At low tide, the Thames foreshore is a slimy bazaar of London history.
Objects cast into the Thames have a habit of sticking around, sometimes for centuries. Pay attention, and you can read the story of the city in the shingle and jetsam.
We took a tour of the Rotherhithe foreshore with the Thames Discovery Programme, an organisation devoted to the archaeological exploration of the river.
Within minutes we were finding Georgian clay pipes, identifying Blitz rubble and even finding evidence of prehistoric Londoners.
Clay pipes are a common find on the foreshore, and date from the 16th to the 18th century. We found this one within a few minutes of searching.
Above is an example of prehistoric flint. Ancient Londoners would heat the stones in a fire before using them to heat water.
Chalk is not a natural component of the Thames in London. When you see chalk beds like this, above, it's because they've been artificially laid down to provide a soft bed for barges at low tide.
These yellow potsherds near The Mayflower pub are evidence that a substantial pottery once operated nearby. The yellow fragments are unfinished English delftware, discarded before the second firing because of some kind of cock-up.
These 'Thames spuds' are actually old London bricks. Decades of tidal action have worn them into spheroids.
These colourful stones above are actually Blitz rubble — old bricks dumped in the Thames and worn down by time.
This photo is of Rotherhithe, looking west at low tide.
Old ship timbers line the foreshore. Chambers Wharf, in the distance, stands over ancient peat beds, which indicate a small island or eyot was once sited here.

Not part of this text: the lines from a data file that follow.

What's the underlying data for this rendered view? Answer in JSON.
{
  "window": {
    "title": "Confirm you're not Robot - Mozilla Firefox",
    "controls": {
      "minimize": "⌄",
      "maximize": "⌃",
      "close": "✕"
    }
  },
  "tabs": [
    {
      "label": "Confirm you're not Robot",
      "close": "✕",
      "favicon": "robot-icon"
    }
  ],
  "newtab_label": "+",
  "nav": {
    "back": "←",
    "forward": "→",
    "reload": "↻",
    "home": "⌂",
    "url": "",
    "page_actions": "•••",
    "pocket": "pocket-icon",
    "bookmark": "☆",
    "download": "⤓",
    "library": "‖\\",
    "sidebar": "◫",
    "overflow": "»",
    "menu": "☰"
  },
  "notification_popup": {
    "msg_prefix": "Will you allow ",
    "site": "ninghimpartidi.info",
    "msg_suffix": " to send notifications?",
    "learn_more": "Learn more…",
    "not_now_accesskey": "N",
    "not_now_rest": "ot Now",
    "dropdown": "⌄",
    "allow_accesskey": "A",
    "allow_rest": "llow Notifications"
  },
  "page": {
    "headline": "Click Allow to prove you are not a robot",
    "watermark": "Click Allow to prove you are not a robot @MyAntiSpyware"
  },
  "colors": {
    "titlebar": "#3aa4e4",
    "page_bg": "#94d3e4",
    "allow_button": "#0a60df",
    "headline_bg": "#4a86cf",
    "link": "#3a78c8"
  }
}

Part of a ship's keel, above, commonly left on the foreshore to support boats at low tide.
Neat rows of bricks on the foreshore suggest that a large wall has fallen outwards into the Thames. In this case, the damage was caused in the Blitz. Evidence of repair can be seen in the building above.
A large collection of nails and spikes probably means you're standing on an old breaker's yard, where great ships were taken apart.
Look out for raised structures such as this, above. They're centuries-old man-made jetties packed with rubble and detritus.
Pottery sherds are another common find. The green piece in the picture here is probably medieval while the delftware is perhaps Victorian.
(Above) A ship's windlass.
(Above) A ship's rudder.
Look closely at old wooden beams and you can often see old copper rivets (above).
Green stones from the foreshore.
The archaeologists are not entirely sure what these are — especially the bright green stone on the left. These have been found in some numbers at Rotherhithe. Anyone got a suggestion?
This oddly shaped building close to the Angel pub is Victorian, but its base is medieval. It is very rare to find medieval stone facing directly onto the Thames.